The second group of images show comparison images from the same patient, after having extensive pan retinal photocoagulation to treat her diabetic retinopathy. One photo is taken with a digital retinal camera, the other with the wide-field optomap device. The side-by-side comparison graphically illustrates the differences between the abilities of the two instruments.
As well as enhancing the standard of patient care, optomap software enables the eye care professional to show patients exactly what is being seen in their retina. Each retinal image can be projected onto a 3D model of the eye to enable patients to see what is causing their symptoms or to reassure them that their retina is healthy.
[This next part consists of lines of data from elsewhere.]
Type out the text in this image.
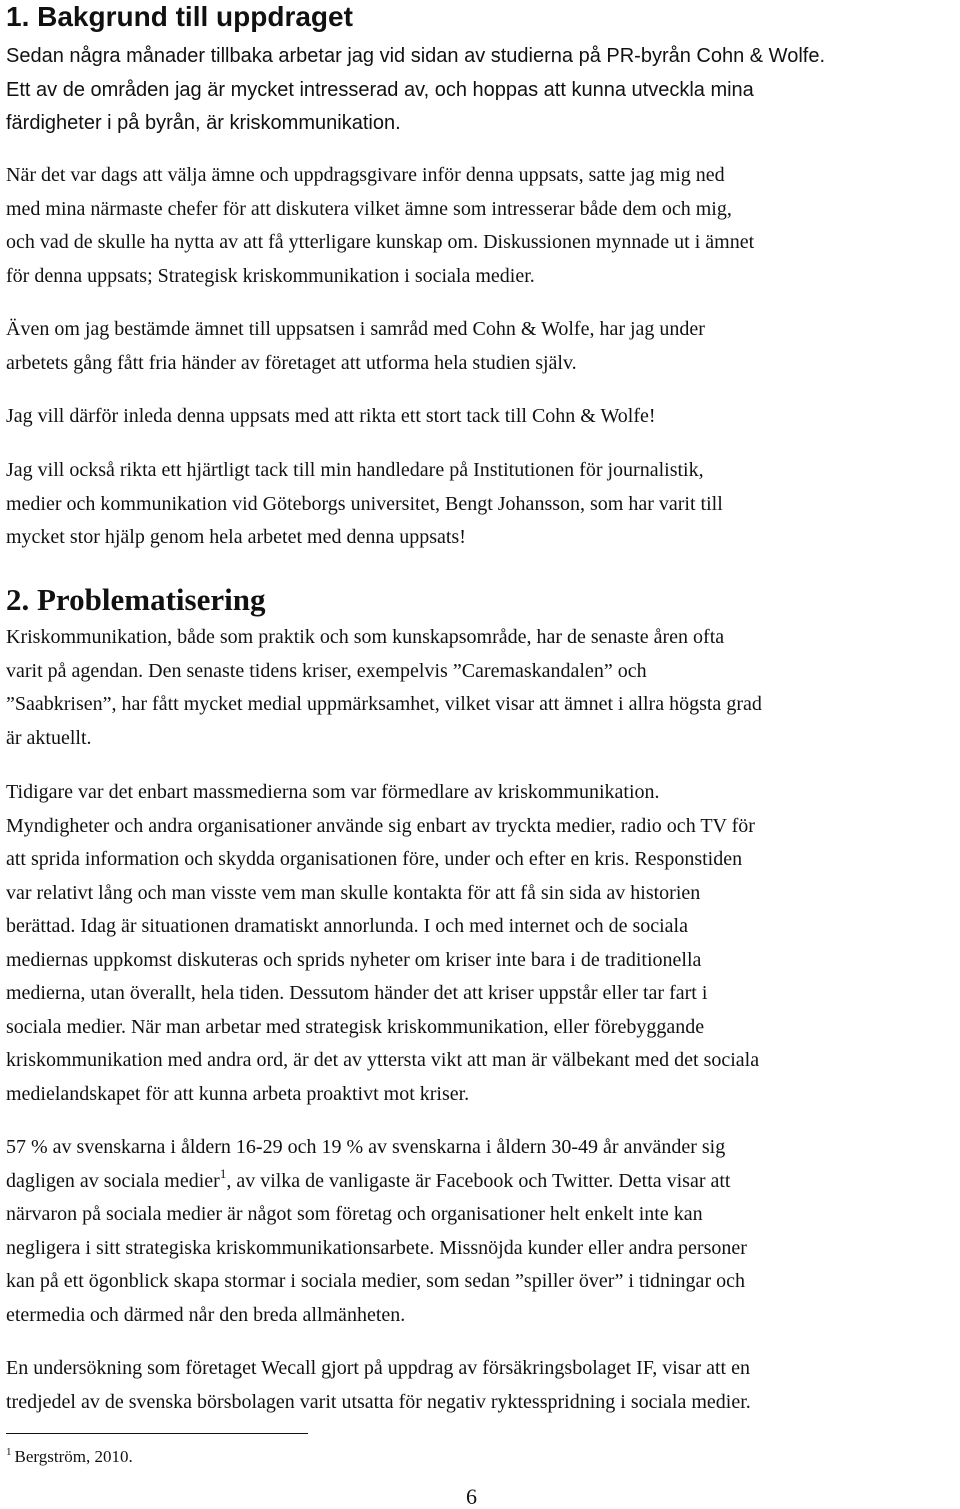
1. Bakgrund till uppdraget

Sedan några månader tillbaka arbetar jag vid sidan av studierna på PR-byrån Cohn & Wolfe.
Ett av de områden jag är mycket intresserad av, och hoppas att kunna utveckla mina
färdigheter i på byrån, är kriskommunikation.

När det var dags att välja ämne och uppdragsgivare inför denna uppsats, satte jag mig ned
med mina närmaste chefer för att diskutera vilket ämne som intresserar både dem och mig,
och vad de skulle ha nytta av att få ytterligare kunskap om. Diskussionen mynnade ut i ämnet
för denna uppsats; Strategisk kriskommunikation i sociala medier.

Även om jag bestämde ämnet till uppsatsen i samråd med Cohn & Wolfe, har jag under
arbetets gång fått fria händer av företaget att utforma hela studien själv.

Jag vill därför inleda denna uppsats med att rikta ett stort tack till Cohn & Wolfe!

Jag vill också rikta ett hjärtligt tack till min handledare på Institutionen för journalistik,
medier och kommunikation vid Göteborgs universitet, Bengt Johansson, som har varit till
mycket stor hjälp genom hela arbetet med denna uppsats!

2. Problematisering

Kriskommunikation, både som praktik och som kunskapsområde, har de senaste åren ofta
varit på agendan. Den senaste tidens kriser, exempelvis ”Caremaskandalen” och
”Saabkrisen”, har fått mycket medial uppmärksamhet, vilket visar att ämnet i allra högsta grad
är aktuellt.

Tidigare var det enbart massmedierna som var förmedlare av kriskommunikation.
Myndigheter och andra organisationer använde sig enbart av tryckta medier, radio och TV för
att sprida information och skydda organisationen före, under och efter en kris. Responstiden
var relativt lång och man visste vem man skulle kontakta för att få sin sida av historien
berättad. Idag är situationen dramatiskt annorlunda. I och med internet och de sociala
mediernas uppkomst diskuteras och sprids nyheter om kriser inte bara i de traditionella
medierna, utan överallt, hela tiden. Dessutom händer det att kriser uppstår eller tar fart i
sociala medier. När man arbetar med strategisk kriskommunikation, eller förebyggande
kriskommunikation med andra ord, är det av yttersta vikt att man är välbekant med det sociala
medielandskapet för att kunna arbeta proaktivt mot kriser.

57 % av svenskarna i åldern 16-29 och 19 % av svenskarna i åldern 30-49 år använder sig
dagligen av sociala medier$^1$, av vilka de vanligaste är Facebook och Twitter. Detta visar att
närvaron på sociala medier är något som företag och organisationer helt enkelt inte kan
negligera i sitt strategiska kriskommunikationsarbete. Missnöjda kunder eller andra personer
kan på ett ögonblick skapa stormar i sociala medier, som sedan ”spiller över” i tidningar och
etermedia och därmed når den breda allmänheten.

En undersökning som företaget Wecall gjort på uppdrag av försäkringsbolaget IF, visar att en
tredjedel av de svenska börsbolagen varit utsatta för negativ ryktesspridning i sociala medier.

$^1$ Bergström, 2010.
6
By using a preloaded image library, eyecare professionals are able to show patients how their retina will progress if, for example, diabetic retinopathy or a retinal tear is left untreated.
The Future of UWF
As further research is conducted in this area, the ability to see the periphery as well as the central pole will become more important at all levels of eye care. This is particularly true when confronted by an ageing population that increases the probability of age related diseases and changes manifesting in the retina. In the case of diabetes for example, as at January 2012,3 there were more than one million Australians listed on The National Diabetes Services Scheme (NDSS). That number is predicted to rise. Diabetics have a risk of vision loss that is significantly higher than the general population. This risk can be better managed through thorough screening, early detection and monitoring.4
I find the optomap a very valuable piece of equipment for the diagnosis and management of all forms of retinal disorders and diseases, allowing me to provide an improved standard of patient care. Widefield retinal imaging has been adopted widely in America and Europe, and I see no reason why Australia will be any different.
Max Astri is an optometrist at Eyecare Plus in Dubbo, New South Wales. He has practiced in Dubbo for 34 years. His clinical interests include ocular pathology and disease comanagement.
1. Retinal evaluation efficacy of a scanning laser ophthalmoscope (P200) compared to a digital retinal camera, White Rock Optometry Clinic, BC/Optos plc.
2. Screening for Diabetic Retinopathy Using a Widefield Imaging System – ARVO 2009. Tran, Nguyen, Nabholz, Bousquet, Ducassen, Arndt.
3. National Diabetes Services Scheme, Australia. http://www.ndss.com.au/About-NDSS/Key-facts–figures/
4. Screening for Diabetic Retinopathy: A Planning and Resource Guide. Jill Keeffe, Centre for Eye Research Australia, 2003.